La mia prima volta con gli Einstürzende Neubauten dal vivo era stata nel 2011, in questo stesso teatro, seduto più o meno nello stesso posto. Allora i nostalgici del suono industrial, delle performance a base di martelli pneumatici e pavimenti perforati ancora rimpiangevano quel pezzo eroico della storia della band, di fronte a un gruppo ormai devoto alla forma-canzone (per quanto una forma-canzone decisamente eccentrica). Eppure, come ha ricordato lo stesso Blixa in alcune interviste, la formazione di oggi è ormai in attività dal 1997, ed è un gruppo ben più longevo di quello precedente: «Non è la stessa band» – anche se, ancora, «Ciò che resta di me ha a che fare solo con te…».

– Leggi anche: I migliori colpi degli Einstürzende Neubauten

Il mood nostalgico sembra, in ogni caso, previsto dalla scaletta. Non perché proponga pezzi vecchi – tutt’altro – ma perché è incentrata soprattutto su pezzi nuovi, e in particolare sull’ultimo album Alles in Allem, uscito nel 2020 (per ovvie ragioni, allora non si era tenuto il tour per presentarlo).

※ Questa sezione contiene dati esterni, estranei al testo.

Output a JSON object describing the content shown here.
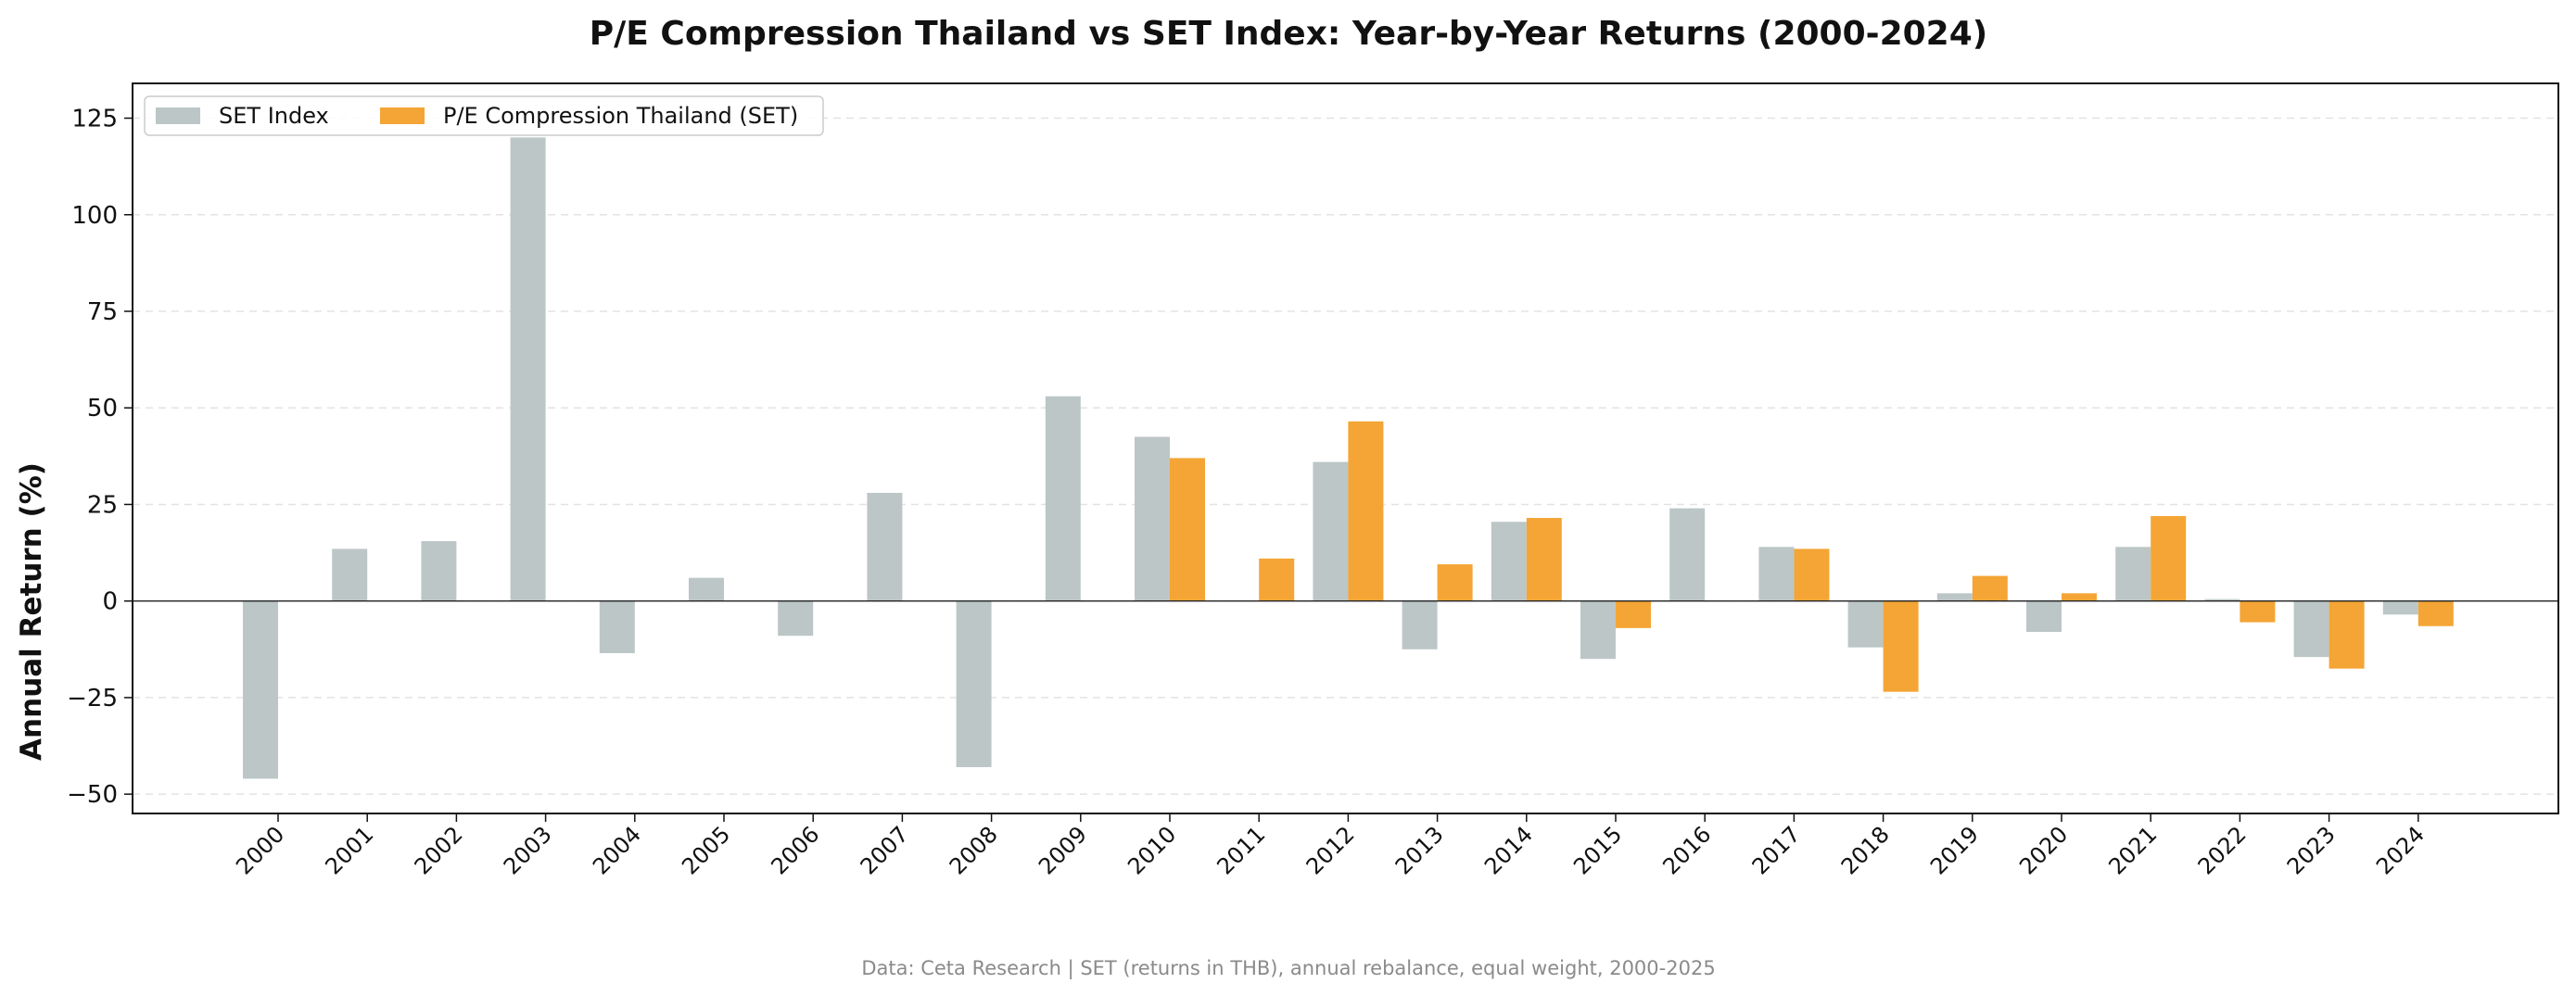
{
  "chart_data": {
    "type": "bar",
    "title": "P/E Compression Thailand vs SET Index: Year-by-Year Returns (2000-2024)",
    "xlabel": "",
    "ylabel": "Annual Return (%)",
    "categories": [
      "2000",
      "2001",
      "2002",
      "2003",
      "2004",
      "2005",
      "2006",
      "2007",
      "2008",
      "2009",
      "2010",
      "2011",
      "2012",
      "2013",
      "2014",
      "2015",
      "2016",
      "2017",
      "2018",
      "2019",
      "2020",
      "2021",
      "2022",
      "2023",
      "2024"
    ],
    "ylim": [
      -55,
      134
    ],
    "yticks": [
      -50,
      -25,
      0,
      25,
      50,
      75,
      100,
      125
    ],
    "ytick_labels": [
      "−50",
      "−25",
      "0",
      "25",
      "50",
      "75",
      "100",
      "125"
    ],
    "grid": "horizontal dashed",
    "legend_position": "top-left",
    "series": [
      {
        "name": "SET Index",
        "color": "#bcc6c6",
        "values": [
          -46,
          13.5,
          15.5,
          120,
          -13.5,
          6,
          -9,
          28,
          -43,
          53,
          42.5,
          null,
          36,
          -12.5,
          20.5,
          -15,
          24,
          14,
          -12,
          2,
          -8,
          14,
          0.5,
          -14.5,
          -3.5
        ]
      },
      {
        "name": "P/E Compression Thailand (SET)",
        "color": "#f4a535",
        "values": [
          null,
          null,
          null,
          null,
          null,
          null,
          null,
          null,
          null,
          null,
          37,
          11,
          46.5,
          9.5,
          21.5,
          -7,
          null,
          13.5,
          -23.5,
          6.5,
          2,
          22,
          -5.5,
          -17.5,
          -6.5
        ]
      }
    ],
    "source": "Data: Ceta Research | SET (returns in THB), annual rebalance, equal weight, 2000-2025"
  }
}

Alles in Allem è una raccolta di “cartoline da Berlino”, una topografia della città che è anche ricognizione nella memoria di Bargeld: “Wedding”, che apre la serata con il suo groove di basso dispari; “Grazer Damm”; “Tempelhof”… Il mood prevalente è intimo, distaccato, quasi contegnoso: non a caso uno dei non molti pezzi ripescati dal passato è l’altrettanto intima “Sabrina”, da Silence Is Sexy, mentre vengono ridotte le cavalcate rumoristiche.

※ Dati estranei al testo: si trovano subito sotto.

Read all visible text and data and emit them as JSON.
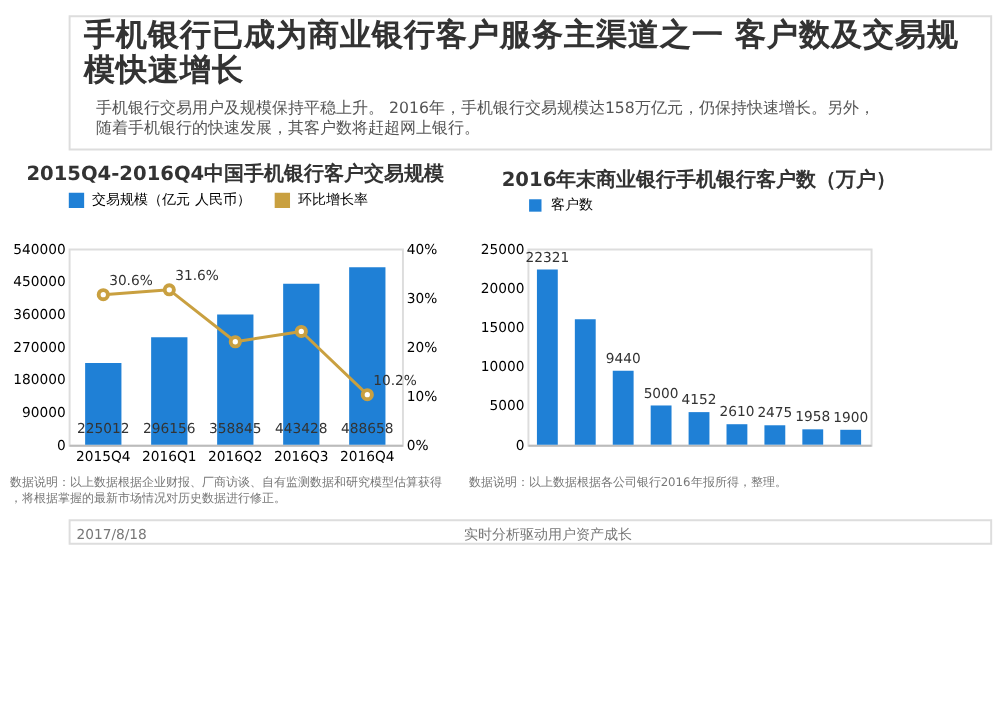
{
  "chart_data": [
    {
      "type": "other",
      "title": "手机银行已成为商业银行客户服务主渠道之一 客户数及交易规模快速增长",
      "subtitle": "手机银行交易用户及规模保持平稳上升。 2016年，手机银行交易规模达158万亿元，仍保持快速增长。另外，随着手机银行的快速发展，其客户数将赶超网上银行。",
      "annotations": [
        "2017/8/18",
        "实时分析驱动用户资产成长"
      ]
    },
    {
      "type": "bar",
      "title": "2015Q4-2016Q4中国手机银行客户交易规模",
      "categories": [
        "2015Q4",
        "2016Q1",
        "2016Q2",
        "2016Q3",
        "2016Q4"
      ],
      "series": [
        {
          "name": "交易规模（亿元 人民币）",
          "color": "#1f80d6",
          "values": [
            225012,
            296156,
            358845,
            443428,
            488658
          ],
          "value_labels": [
            "225012",
            "296156",
            "358845",
            "443428",
            "488658"
          ]
        },
        {
          "name": "环比增长率",
          "type": "line",
          "axis": "y2",
          "color": "#c9a040",
          "values": [
            30.6,
            31.6,
            21,
            23.1,
            10.2
          ],
          "value_labels": [
            "30.6%",
            "31.6%",
            null,
            null,
            "10.2%"
          ]
        }
      ],
      "ylim": [
        0,
        540000
      ],
      "yticks": [
        0,
        90000,
        180000,
        270000,
        360000,
        450000,
        540000
      ],
      "y2lim": [
        0,
        40
      ],
      "y2ticks": [
        {
          "value": 0,
          "label": "0%"
        },
        {
          "value": 10,
          "label": "10%"
        },
        {
          "value": 20,
          "label": "20%"
        },
        {
          "value": 30,
          "label": "30%"
        },
        {
          "value": 40,
          "label": "40%"
        }
      ],
      "marker": "circle",
      "legend": "top",
      "grid": false,
      "annotations": [
        "数据说明：以上数据根据企业财报、厂商访谈、自有监测数据和研究模型估算获得，将根据掌握的最新市场情况对历史数据进行修正。"
      ]
    },
    {
      "type": "bar",
      "title": "2016年末商业银行手机银行客户数（万户）",
      "categories": [
        null,
        null,
        null,
        null,
        null,
        null,
        null,
        null,
        null
      ],
      "series": [
        {
          "name": "客户数",
          "color": "#1f80d6",
          "values": [
            22321,
            16000,
            9440,
            5000,
            4152,
            2610,
            2475,
            1958,
            1900
          ],
          "value_labels": [
            "22321",
            null,
            "9440",
            "5000",
            "4152",
            "2610",
            "2475",
            "1958",
            "1900"
          ]
        }
      ],
      "ylim": [
        0,
        25000
      ],
      "yticks": [
        0,
        5000,
        10000,
        15000,
        20000,
        25000
      ],
      "legend": "top",
      "grid": false,
      "annotations": [
        "数据说明：以上数据根据各公司银行2016年报所得，整理。"
      ]
    }
  ]
}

Ma è la musica a essere cambiata o siamo noi che ascoltiamo? Forse entrambe le cose: non ci si bagna mai due volte nello stesso fiume e non si ascolta mai due volte lo stesso concerto, grazie a dio.

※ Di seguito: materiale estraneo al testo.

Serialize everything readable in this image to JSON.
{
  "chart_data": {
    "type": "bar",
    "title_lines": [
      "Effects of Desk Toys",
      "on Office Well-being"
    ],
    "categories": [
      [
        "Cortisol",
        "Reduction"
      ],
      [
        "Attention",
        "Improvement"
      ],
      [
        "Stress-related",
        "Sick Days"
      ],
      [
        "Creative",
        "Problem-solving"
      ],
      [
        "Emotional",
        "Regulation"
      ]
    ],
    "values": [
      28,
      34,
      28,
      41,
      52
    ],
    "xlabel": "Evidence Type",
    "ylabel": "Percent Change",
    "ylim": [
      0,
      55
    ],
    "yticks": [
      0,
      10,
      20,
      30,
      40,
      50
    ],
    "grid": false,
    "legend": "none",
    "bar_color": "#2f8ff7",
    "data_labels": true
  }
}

Ma è la musica a essere cambiata o siamo noi che ascoltiamo? Forse entrambe le cose: non ci si bagna mai due volte nello stesso fiume e non si ascolta mai due volte lo stesso concerto, grazie a dio.

 

Nello scarto con il passato – con il me che ascoltava gli Einstürzende Neubauten – emergono allora nuove strategie di ascolto. Ora si ha l’impressione di un Blixa quasi cantautore, per come si mette al centro di ciò che narra; ora di un gruppo che vira verso un prog matematico, come in “Die Befindlichkeit des Landes”, ancora da Silence Is Sexy, che sembra diventato un pezzo dei King Crimson.

Ora, ovviamente, di aver di fronte i soliti, vecchi, confortevoli Einstürzende Neubauten con i loro strumenti strani (torna anche per la prima volta dal 1987 – annuncia Blixa – un carrello della spesa sul palco), la loro austera serietà tedesca e il loro sorrisetto a mezza bocca, come di chi in fondo non si vuole far prendere troppo serio.